The Fed is committed to maintaining very accommodative monetary conditions and unchanged interest rates until the economy has returned to full employment and inflation has stabilised above its 2.0% target. But the Fed has so far been vague on what determines the pace of its asset purchases. It is clear that these will have to decline long before it raises its key rates. But when and on what basis? Tapering has its risks but also its benefits. The challenge for the Fed will be to steer a gradual steepening as history shows that steepening episodes can be quite abrupt and generate volatility on markets.
The recent upward movement in US longterm interest rates is mainly linked to the rise in inflation expectations and not to the rise in real rates. In a scenario where US GDP growth is expected to accelerate (5.2 to 5.7% in our central scenario in 2021, followed by +2.6 to 3.2% in 2022), real rates could adjust, as well.
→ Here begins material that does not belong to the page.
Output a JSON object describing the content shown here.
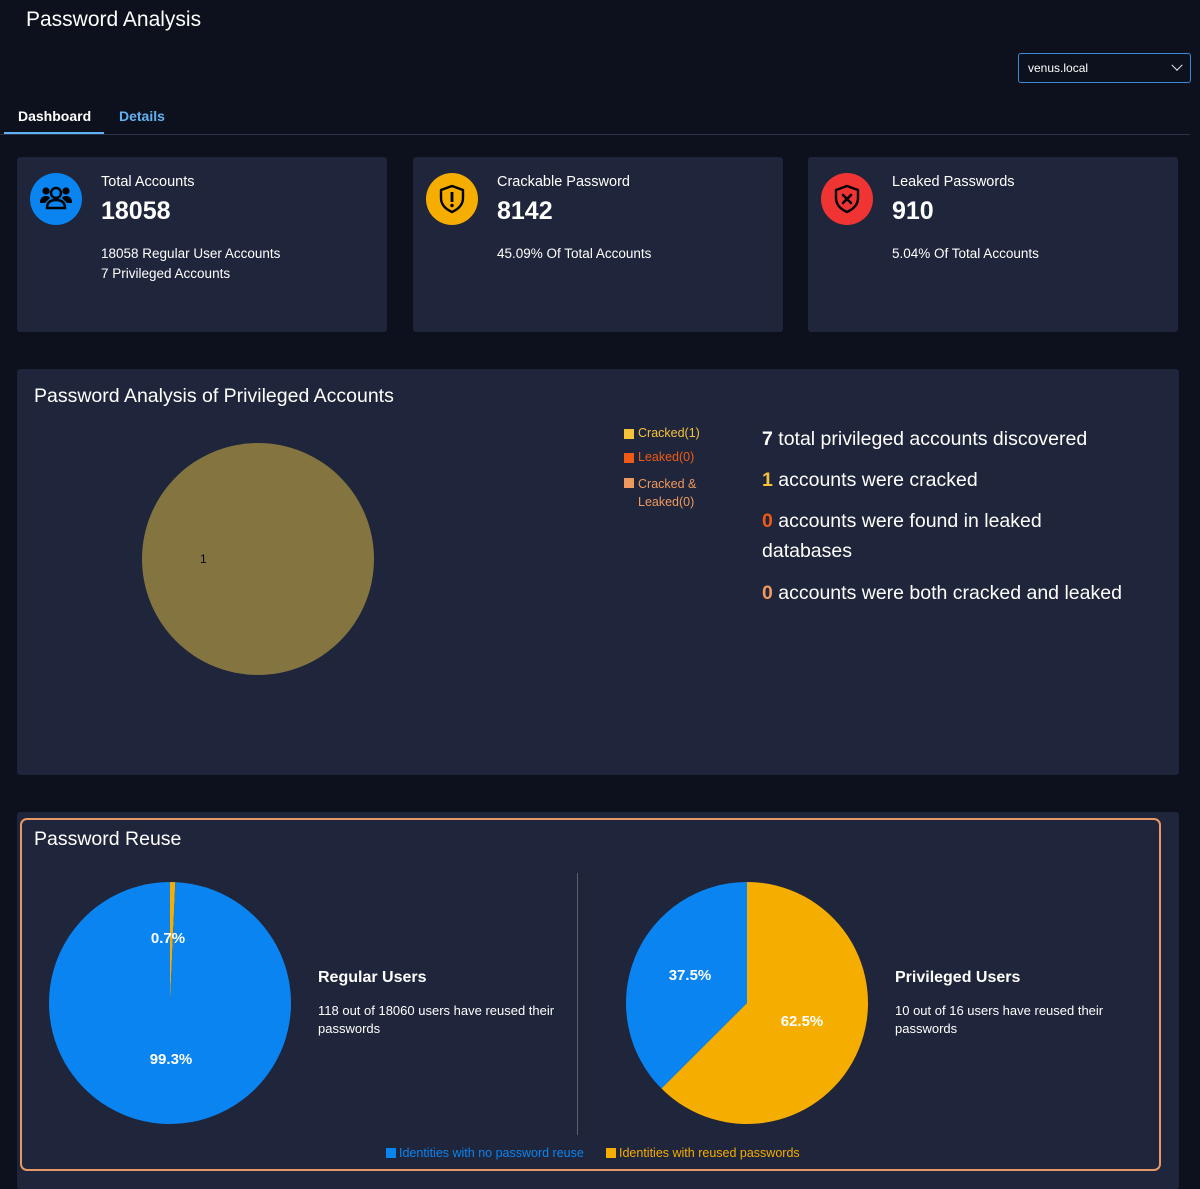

In this context, the Federal Reserve’s strategy will become a key parameter to watch, with implications on portfolio construction.
Since its strategic review, the Fed’s reaction function has changed. By targeting 2% inflation on average over a cycle, the Fed aims to anchor short-term interest rates at their current level. The FOMC has also committed not to tighten monetary conditions until the economy has returned to full employment (defined on the basis of multiple criteria, such as minority, woman or age group employment), and inflation prints are above target. Since June 2020, the Fed has bought $120bn of eligible assets each month ($80bn in Treasuries and $40bn in MBS). Its balance sheet is therefore growing at a rate of nearly $1500bn per year (7.5% of GDP). This balance sheet expansion is necessary to maintain very accommodative monetary and credit conditions via low long-term bond yields in the recovery phase.